The auto sector exposure
The Canadian auto sector remains the single most exposed industrial cluster to the trade war. The integration of supply chains across the Canada-United States border has been a feature of the auto industry for sixty years, dating back to the Auto Pact of 1965. Engine plants, transmission plants, stamping operations and final assembly plants on both sides of the border function as a single integrated system.
The tariffs on automobiles and on the specific input categories have produced significant operational disruption. Several Canadian plants have been operating on reduced shifts. Investment decisions for the next generation of vehicle and powertrain platforms have been delayed. The workforce implications, particularly in Windsor, Oakville and Cambridge, have been severe.
The federal and Ontario governments have been working on support programs designed to bridge the affected workforces through the trade war's worst phases. The longer-term question is whether the Canadian portion of the North American auto sector retains its scale or whether the United States tariff regime gradually shifts more production south. The CUSMA review will be the most consequential single decision point on that question.
The agricultural impact
Canadian agricultural producers have been navigating a similarly complex tariff environment. Different commodity categories face different tariff treatments under the various rounds of trade action. Some products, particularly dairy and supply managed sectors, have been at the centre of bilateral negotiations. Other products, including specific categories of beef, pork and grain, have faced their own market access challenges.
The Canadian agricultural community has been calling for sustained federal support, including market diversification programs, business risk management improvements and direct assistance for affected farms. The federal Department of Agriculture and Agri-Food has been working through several streams of support, although producers have argued the supports are inadequate to the scale of the disruption.
Diversification of export markets has been a continuing strategic priority. Canadian agricultural products are competitive in the Indo-Pacific, European, Latin American and Middle Eastern markets. Building the trade infrastructure, including phytosanitary and certification arrangements, takes years.
The energy and critical minerals exposure
Canadian energy exports to the United States remain enormous, particularly in crude oil and natural gas. The pipeline and grid infrastructure connecting the two countries has been built over decades. Energy tariffs and trade frictions have produced significant volatility in the markets for these products, with downstream consequences for Canadian producers, royalties and jobs.

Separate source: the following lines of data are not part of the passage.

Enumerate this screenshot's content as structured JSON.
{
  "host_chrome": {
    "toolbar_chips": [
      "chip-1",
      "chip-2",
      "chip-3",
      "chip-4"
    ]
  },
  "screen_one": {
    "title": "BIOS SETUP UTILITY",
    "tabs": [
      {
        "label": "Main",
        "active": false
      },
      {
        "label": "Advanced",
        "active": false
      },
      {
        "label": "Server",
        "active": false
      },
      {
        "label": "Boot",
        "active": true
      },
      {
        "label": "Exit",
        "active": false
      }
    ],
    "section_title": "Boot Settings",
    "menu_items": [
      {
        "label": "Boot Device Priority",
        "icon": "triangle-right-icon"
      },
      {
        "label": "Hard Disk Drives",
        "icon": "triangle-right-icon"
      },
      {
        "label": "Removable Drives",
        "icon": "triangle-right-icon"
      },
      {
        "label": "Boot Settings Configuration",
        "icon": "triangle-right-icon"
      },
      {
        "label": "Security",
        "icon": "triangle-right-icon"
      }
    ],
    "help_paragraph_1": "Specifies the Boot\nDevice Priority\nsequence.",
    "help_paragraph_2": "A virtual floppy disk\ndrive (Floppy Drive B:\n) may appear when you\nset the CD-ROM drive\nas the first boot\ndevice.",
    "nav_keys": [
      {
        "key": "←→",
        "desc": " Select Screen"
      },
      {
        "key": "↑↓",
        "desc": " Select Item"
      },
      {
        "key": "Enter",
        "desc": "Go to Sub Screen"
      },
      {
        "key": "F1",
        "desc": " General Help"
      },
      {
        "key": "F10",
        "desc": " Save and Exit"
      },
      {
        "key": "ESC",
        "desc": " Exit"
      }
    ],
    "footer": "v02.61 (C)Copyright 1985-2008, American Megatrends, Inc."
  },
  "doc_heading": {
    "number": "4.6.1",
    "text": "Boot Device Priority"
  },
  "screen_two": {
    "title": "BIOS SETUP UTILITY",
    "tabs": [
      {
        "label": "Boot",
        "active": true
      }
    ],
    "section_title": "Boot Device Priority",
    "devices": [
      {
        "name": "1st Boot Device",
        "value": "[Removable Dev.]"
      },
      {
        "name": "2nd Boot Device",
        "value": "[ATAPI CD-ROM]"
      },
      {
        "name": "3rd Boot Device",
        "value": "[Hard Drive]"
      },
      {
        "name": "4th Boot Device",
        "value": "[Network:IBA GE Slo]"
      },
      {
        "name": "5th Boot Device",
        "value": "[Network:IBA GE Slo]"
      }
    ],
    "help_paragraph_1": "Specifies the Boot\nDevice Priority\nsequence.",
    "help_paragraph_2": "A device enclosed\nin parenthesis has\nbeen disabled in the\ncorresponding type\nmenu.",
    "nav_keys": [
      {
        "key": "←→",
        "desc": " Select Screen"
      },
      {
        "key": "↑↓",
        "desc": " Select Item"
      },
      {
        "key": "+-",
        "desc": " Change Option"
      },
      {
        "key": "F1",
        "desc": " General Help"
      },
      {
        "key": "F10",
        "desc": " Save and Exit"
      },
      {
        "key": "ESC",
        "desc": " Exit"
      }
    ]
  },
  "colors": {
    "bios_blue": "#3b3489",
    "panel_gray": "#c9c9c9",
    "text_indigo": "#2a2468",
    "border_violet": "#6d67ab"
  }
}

Critical minerals, by contrast, represent more of an opportunity than a vulnerability in the current trade environment. The United States is increasingly determined to reduce Chinese supply chain dependence in this category, which creates demand for Canadian alternatives. The Canada Strong Fund and federal Critical Minerals Strategy are designed in part to capitalise on that demand.
What's next
The CUSMA decision on 1 July is the next major milestone. The Bank of Canada's next monetary policy decision and the subsequent Monetary Policy Report will be the next data-rich window on the broader inflation and growth picture. The federal Spring Economic Update has already laid out the affordability and investment response. Implementation of the Canada Strong Fund will run through the summer and autumn.
For Canadian households, the practical question is straightforward. Is the trade pain getting better, getting worse or holding steady? The Bank of Canada's six per cent figure is one piece of evidence. The lived experience at the grocery store, the dealership and the home improvement aisle is another. Both pieces of evidence point to a country still adjusting to a trading relationship that has changed fundamentally over the past eighteen months.